The family itself framed livestock work as both demanding and rewarding. That dual message may be one of the healthiest lessons community fairs can offer. Not every meaningful activity is easy. Some of the most formative ones require daily effort and patience before any reward appears.
Agriculture in Public View
There is another reason the Chatham County Ag Fest conversation felt significant: it put agriculture in public view without sanitizing it.
The family did not avoid discussing castration, tail docking, slaughter, bloodlines or market sales. Nor did they present those topics with defensiveness. Instead, they answered questions plainly, often with humor. That approach may be one of the most effective ways to narrow the cultural divide between agricultural producers and the non-farming public.
Public trust is built not only through marketing but through exposure to real practices and real people. When spectators hear how exhibitors talk about their animals, their work and their goals, agriculture becomes less of an abstraction and more of a human relationship shaped by stewardship, commerce, competition and care.
That public-facing role is especially important now, when so much conversation about food systems happens online, filtered through distance and ideology.
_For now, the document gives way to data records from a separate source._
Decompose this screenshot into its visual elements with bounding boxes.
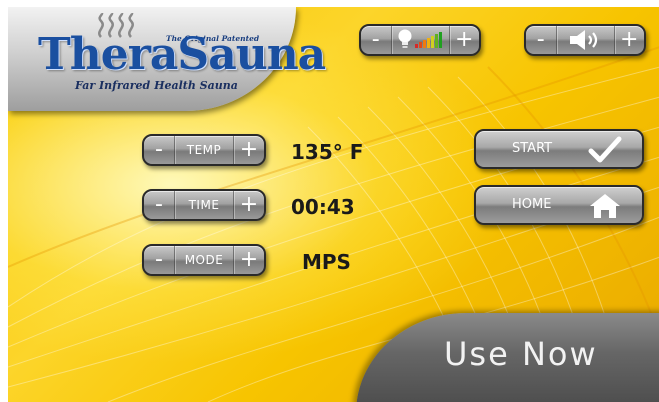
mode-label-segment: MODE bbox=[175, 246, 233, 274]
minus-label: - bbox=[371, 27, 380, 52]
plus-label: + bbox=[239, 247, 259, 272]
logo-tagline-bottom: Far Infrared Health Sauna bbox=[75, 79, 238, 92]
speaker-icon bbox=[570, 30, 598, 50]
house-icon bbox=[590, 194, 620, 218]
home-label: HOME bbox=[512, 197, 552, 212]
logo-trademark: ® bbox=[271, 47, 279, 56]
light-level-icon bbox=[391, 26, 448, 54]
logo-brand: TheraSauna bbox=[38, 29, 326, 80]
plus-label: + bbox=[239, 137, 259, 162]
temp-minus-button[interactable]: - bbox=[144, 136, 174, 164]
temp-value: 135° F bbox=[291, 140, 364, 164]
home-button[interactable]: HOME bbox=[474, 185, 644, 225]
minus-label: - bbox=[155, 192, 163, 217]
volume-control: - + bbox=[524, 24, 646, 56]
light-bulb-icon bbox=[398, 29, 442, 48]
minus-label: - bbox=[155, 247, 163, 272]
volume-plus-button[interactable]: + bbox=[615, 26, 645, 54]
time-value: 00:43 bbox=[291, 195, 355, 219]
checkmark-icon bbox=[588, 136, 622, 163]
light-minus-button[interactable]: - bbox=[361, 26, 391, 54]
plus-label: + bbox=[455, 27, 474, 52]
time-label-segment: TIME bbox=[175, 191, 233, 219]
time-minus-button[interactable]: - bbox=[144, 191, 174, 219]
mode-value: MPS bbox=[302, 250, 351, 274]
mode-minus-button[interactable]: - bbox=[144, 246, 174, 274]
temp-plus-button[interactable]: + bbox=[234, 136, 264, 164]
time-control: - TIME + bbox=[142, 189, 266, 221]
plus-label: + bbox=[620, 27, 639, 52]
sauna-control-screen: The Original Patented TheraSauna ® Far I… bbox=[8, 7, 659, 402]
temp-label: TEMP bbox=[186, 143, 222, 157]
start-button[interactable]: START bbox=[474, 129, 644, 169]
mode-plus-button[interactable]: + bbox=[234, 246, 264, 274]
volume-minus-button[interactable]: - bbox=[526, 26, 556, 54]
mode-control: - MODE + bbox=[142, 244, 266, 276]
time-plus-button[interactable]: + bbox=[234, 191, 264, 219]
minus-label: - bbox=[536, 27, 545, 52]
mode-label: MODE bbox=[184, 253, 224, 267]
time-label: TIME bbox=[188, 198, 220, 212]
start-label: START bbox=[512, 141, 553, 156]
light-control: - + bbox=[359, 24, 481, 56]
light-plus-button[interactable]: + bbox=[450, 26, 480, 54]
plus-label: + bbox=[239, 192, 259, 217]
volume-level-icon bbox=[556, 26, 613, 54]
temp-label-segment: TEMP bbox=[175, 136, 233, 164]
minus-label: - bbox=[155, 137, 163, 162]
use-now-label: Use Now bbox=[444, 335, 598, 373]
temp-control: - TEMP + bbox=[142, 134, 266, 166]
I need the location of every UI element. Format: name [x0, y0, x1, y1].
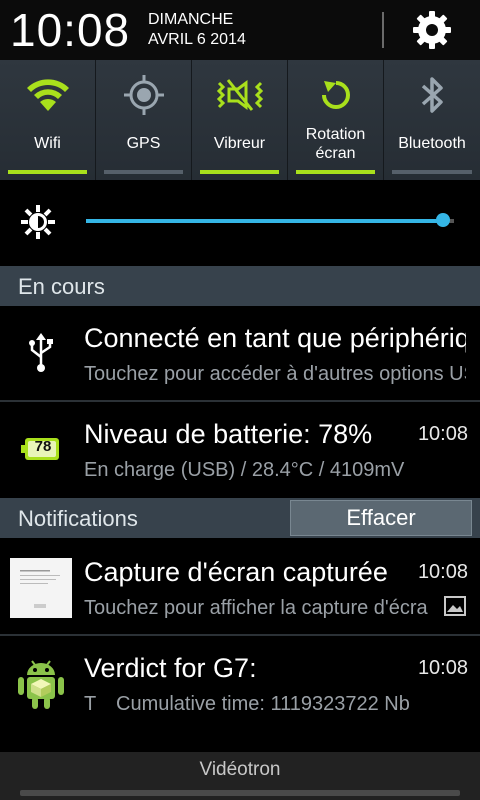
toggle-rotation-label-line2: écran — [315, 145, 356, 162]
carrier-footer[interactable]: Vidéotron — [0, 752, 480, 800]
bluetooth-icon — [421, 77, 443, 113]
toggle-gps[interactable]: GPS — [96, 60, 192, 180]
date-label: AVRIL 6 2014 — [148, 31, 246, 48]
verdict-time: 10:08 — [413, 656, 468, 680]
toggle-rotation-label-line1: Rotation — [305, 126, 366, 143]
toggle-rotation-indicator — [296, 170, 375, 174]
section-ongoing-title: En cours — [18, 274, 105, 299]
brightness-auto-button[interactable] — [20, 204, 56, 240]
wifi-icon — [26, 79, 69, 111]
brightness-slider-fill — [86, 219, 443, 223]
screenshot-subtitle: Touchez pour afficher la capture d'écran — [84, 597, 428, 619]
battery-subtitle: En charge (USB) / 28.4°C / 4109mV — [84, 459, 405, 481]
clear-button[interactable]: Effacer — [290, 500, 472, 536]
usb-title: Connecté en tant que périphérique multim… — [84, 323, 466, 353]
toggle-bluetooth-label: Bluetooth — [398, 135, 466, 152]
toggle-vibrate-label: Vibreur — [213, 135, 266, 152]
toggle-bluetooth[interactable]: Bluetooth — [384, 60, 480, 180]
rotation-icon — [321, 81, 350, 109]
usb-icon — [29, 333, 53, 372]
notification-usb[interactable]: Connecté en tant que périphérique multim… — [0, 306, 480, 400]
gps-icon — [123, 75, 164, 115]
notification-battery[interactable]: 78 Niveau de batterie: 78% 10:08 En char… — [0, 402, 480, 496]
section-notifications-header: Notifications Effacer — [0, 498, 480, 538]
battery-title: Niveau de batterie: 78% — [84, 419, 373, 449]
brightness-icon — [21, 205, 55, 239]
settings-button[interactable] — [410, 8, 454, 52]
verdict-subtitle-prefix: T — [84, 693, 97, 715]
image-icon — [444, 596, 466, 616]
drag-handle[interactable] — [20, 790, 460, 796]
screenshot-title: Capture d'écran capturée — [84, 557, 388, 587]
notification-screenshot[interactable]: Capture d'écran capturée 10:08 Touchez p… — [0, 540, 480, 634]
verdict-title: Verdict for G7: — [84, 653, 257, 683]
carrier-label: Vidéotron — [199, 759, 281, 780]
clock: 10:08 — [10, 4, 131, 56]
usb-icon-wrap — [10, 322, 72, 384]
usb-subtitle: Touchez pour accéder à d'autres options … — [84, 363, 466, 385]
battery-badge: 78 — [34, 438, 52, 455]
gear-icon — [413, 11, 451, 49]
brightness-slider-thumb[interactable] — [435, 213, 450, 227]
battery-time: 10:08 — [413, 422, 468, 446]
toggle-vibrate[interactable]: Vibreur — [192, 60, 288, 180]
notification-verdict[interactable]: Verdict for G7: 10:08 T Cumulative time:… — [0, 636, 480, 730]
section-notifications-title: Notifications — [18, 506, 138, 531]
status-header: 10:08 DIMANCHE AVRIL 6 2014 — [0, 0, 480, 60]
quick-toggles: Wifi GPS Vibreur Rotation écran Bluetoot… — [0, 60, 480, 180]
toggle-bluetooth-indicator — [392, 170, 472, 174]
verdict-subtitle: Cumulative time: 1119323722 Nb — [116, 693, 410, 715]
day-label: DIMANCHE — [148, 11, 234, 28]
screenshot-time: 10:08 — [413, 560, 468, 584]
toggle-gps-label: GPS — [126, 135, 161, 152]
date-display: DIMANCHE AVRIL 6 2014 — [148, 10, 246, 50]
toggle-wifi[interactable]: Wifi — [0, 60, 96, 180]
section-ongoing-header: En cours — [0, 266, 480, 306]
toggle-wifi-indicator — [8, 170, 87, 174]
screenshot-thumbnail — [10, 558, 72, 618]
screenshot-thumbnail-icon — [10, 558, 72, 618]
header-divider — [382, 12, 384, 48]
toggle-vibrate-indicator — [200, 170, 279, 174]
vibrate-icon — [216, 79, 263, 111]
toggle-rotation[interactable]: Rotation écran — [288, 60, 384, 180]
toggle-gps-indicator — [104, 170, 183, 174]
android-icon-wrap — [10, 652, 72, 714]
toggle-wifi-label: Wifi — [34, 135, 61, 152]
toggle-rotation-label: Rotation écran — [288, 125, 383, 163]
android-icon — [18, 660, 64, 709]
image-icon-wrap — [444, 596, 466, 616]
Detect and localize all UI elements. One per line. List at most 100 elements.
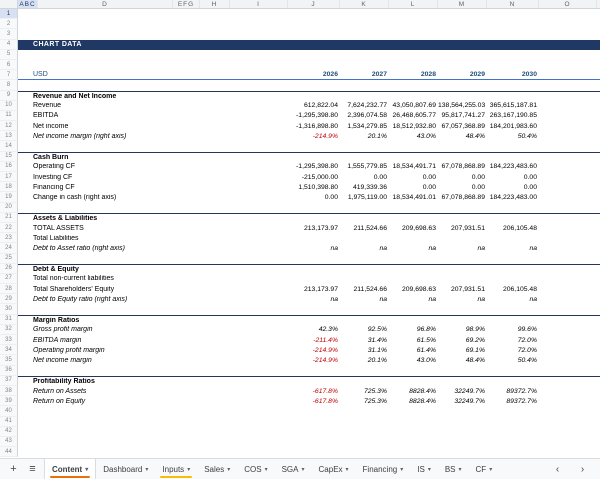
sheet-tab-is[interactable]: IS ▾ [410,459,438,479]
value-cell[interactable]: -214.9% [288,357,340,364]
sheet-tab-financing[interactable]: Financing ▾ [356,459,411,479]
row-header-32[interactable]: 32 [0,324,18,335]
value-cell[interactable]: 61.4% [389,347,438,354]
row-header-10[interactable]: 10 [0,100,18,111]
column-header-J[interactable]: J [288,0,340,8]
row-label[interactable]: Gross profit margin [18,326,288,333]
value-cell[interactable]: -1,295,398.80 [288,163,340,170]
value-cell[interactable]: 95,817,741.27 [438,112,487,119]
value-cell[interactable]: na [487,245,539,252]
value-cell[interactable]: 1,975,119.00 [340,194,389,201]
row-label[interactable]: Profitability Ratios [18,378,288,385]
sheet-tab-sga[interactable]: SGA ▾ [275,459,312,479]
value-cell[interactable]: 43,050,807.69 [389,102,438,109]
column-header-O[interactable]: O [539,0,597,8]
value-cell[interactable]: 32249.7% [438,398,487,405]
column-header-H[interactable]: H [200,0,230,8]
row-label[interactable]: Return on Assets [18,388,288,395]
row-header-8[interactable]: 8 [0,80,18,91]
row-header-22[interactable]: 22 [0,222,18,234]
row-header-28[interactable]: 28 [0,284,18,295]
row-header-31[interactable]: 31 [0,314,18,325]
row-header-39[interactable]: 39 [0,396,18,407]
value-cell[interactable]: 89372.7% [487,388,539,395]
row-label[interactable]: Debt to Asset ratio (right axis) [18,245,288,252]
value-cell[interactable]: 43.0% [389,357,438,364]
value-cell[interactable]: 67,078,868.89 [438,194,487,201]
row-label[interactable]: Total non-current liabilities [18,275,288,282]
column-header-D[interactable]: D [38,0,173,8]
row-label[interactable]: Cash Burn [18,154,288,161]
row-header-18[interactable]: 18 [0,182,18,193]
value-cell[interactable]: -617.8% [288,388,340,395]
tab-dropdown-icon[interactable]: ▾ [302,466,305,473]
value-cell[interactable]: 0.00 [389,174,438,181]
value-cell[interactable]: 92.5% [340,326,389,333]
year-header[interactable]: 2029 [438,71,487,78]
value-cell[interactable]: 2,396,074.58 [340,112,389,119]
sheet-tab-cos[interactable]: COS ▾ [237,459,274,479]
row-header-44[interactable]: 44 [0,447,18,458]
value-cell[interactable]: -214.9% [288,133,340,140]
scroll-tabs-left-button[interactable]: ‹ [550,461,565,478]
row-header-11[interactable]: 11 [0,110,18,122]
sheet-tab-dashboard[interactable]: Dashboard ▾ [96,459,155,479]
value-cell[interactable]: 31.4% [340,337,389,344]
value-cell[interactable]: 138,564,255.03 [438,102,487,109]
row-header-25[interactable]: 25 [0,253,18,264]
row-header-1[interactable]: 1 [0,9,18,20]
value-cell[interactable]: 0.00 [288,194,340,201]
sheet-tab-sales[interactable]: Sales ▾ [197,459,237,479]
value-cell[interactable]: 211,524.66 [340,225,389,232]
value-cell[interactable]: 0.00 [438,174,487,181]
row-label[interactable]: Assets & Liabilities [18,215,288,222]
row-header-33[interactable]: 33 [0,335,18,346]
row-label[interactable]: Revenue [18,102,288,109]
tab-dropdown-icon[interactable]: ▾ [400,466,403,473]
column-header-EFG[interactable]: EFG [173,0,200,8]
value-cell[interactable]: 213,173.97 [288,225,340,232]
select-all-corner[interactable] [0,0,18,8]
row-label[interactable]: EBITDA margin [18,337,288,344]
row-header-4[interactable]: 4 [0,39,18,50]
value-cell[interactable]: 20.1% [340,133,389,140]
value-cell[interactable]: 96.8% [389,326,438,333]
row-label[interactable]: Total Liabilities [18,235,288,242]
value-cell[interactable]: -617.8% [288,398,340,405]
row-header-12[interactable]: 12 [0,121,18,132]
tab-dropdown-icon[interactable]: ▾ [428,466,431,473]
value-cell[interactable]: 32249.7% [438,388,487,395]
row-header-19[interactable]: 19 [0,192,18,203]
tab-dropdown-icon[interactable]: ▾ [489,466,492,473]
row-header-9[interactable]: 9 [0,90,18,101]
row-label[interactable]: Return on Equity [18,398,288,405]
row-header-37[interactable]: 37 [0,375,18,386]
value-cell[interactable]: 0.00 [487,174,539,181]
value-cell[interactable]: na [389,245,438,252]
value-cell[interactable]: 207,931.51 [438,286,487,293]
tab-dropdown-icon[interactable]: ▾ [145,466,148,473]
row-label[interactable]: Revenue and Net Income [18,93,288,100]
value-cell[interactable]: 0.00 [340,174,389,181]
value-cell[interactable]: 206,105.48 [487,225,539,232]
tab-dropdown-icon[interactable]: ▾ [346,466,349,473]
row-header-7[interactable]: 7 [0,70,18,81]
value-cell[interactable]: 7,624,232.77 [340,102,389,109]
tab-dropdown-icon[interactable]: ▾ [459,466,462,473]
all-sheets-menu-button[interactable]: ≡ [25,461,40,478]
value-cell[interactable]: 67,078,868.89 [438,163,487,170]
value-cell[interactable]: 20.1% [340,357,389,364]
row-header-40[interactable]: 40 [0,406,18,417]
value-cell[interactable]: 0.00 [487,184,539,191]
value-cell[interactable]: 0.00 [389,184,438,191]
row-header-23[interactable]: 23 [0,233,18,244]
value-cell[interactable]: -211.4% [288,337,340,344]
value-cell[interactable]: 26,468,605.77 [389,112,438,119]
row-label[interactable]: Total Shareholders' Equity [18,286,288,293]
row-label[interactable]: Operating profit margin [18,347,288,354]
value-cell[interactable]: 18,534,491.01 [389,194,438,201]
row-header-27[interactable]: 27 [0,273,18,285]
value-cell[interactable]: na [438,245,487,252]
value-cell[interactable]: 1,510,398.80 [288,184,340,191]
value-cell[interactable]: 31.1% [340,347,389,354]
A county festival offers something the internet often cannot: context. A sheep is not just a symbol. It is an animal that must be clipped, fed, shown, bred or sold by people who know it individually.
The Pilkington Livestock conversation made that visible. A sheep was at once a show animal, a teaching tool, a reflection of bloodline decisions, a market animal and a source of pride. A sibling was at once a competitor, a caretaker and a teasing younger sister. A child stepping into the ring was both a learner and, in the family’s words, the future.
The Deeper Lesson in the Barn Aisle
In the end, what lingered most from the conversation was not a single technical fact but a broader picture of how rural knowledge is carried forward.
It is carried forward through families willing to explain what they do. Through young people willing to put in daily work with animals that may or may not cooperate. Through small competitions that become life-shaping disciplines. Through breeding decisions, truck rides, grooming sessions and county events where the public is invited close enough to ask uncomfortable or uninformed questions — and gets real answers.
The conversation also demonstrated how easily agricultural literacy can begin. It does not require a textbook. Sometimes it starts with a simple question: How often do you have to do this? From there comes a full conversation about clipping schedules, showmanship, bloodlines, youth eligibility, meat marketing and family tradition.
That is the quiet power of events like Chatham County Ag Fest. They make room for encounters that are both ordinary and rare: ordinary for the people doing the work, rare for the people seeing it clearly for the first time.
The sheep-shearing demonstration by Pilkington Livestock offered much more than a fairground attraction. It revealed the discipline behind youth livestock showing, the science and management involved in preparing market lambs, the practical economics of breeding and selling sheep, and the central role family plays in passing agricultural knowledge from one generation to the next. It also reminded visitors that agriculture is not just a backdrop to rural life. It is skilled labor, lived culture and, for many families, a serious educational pathway as well as a business.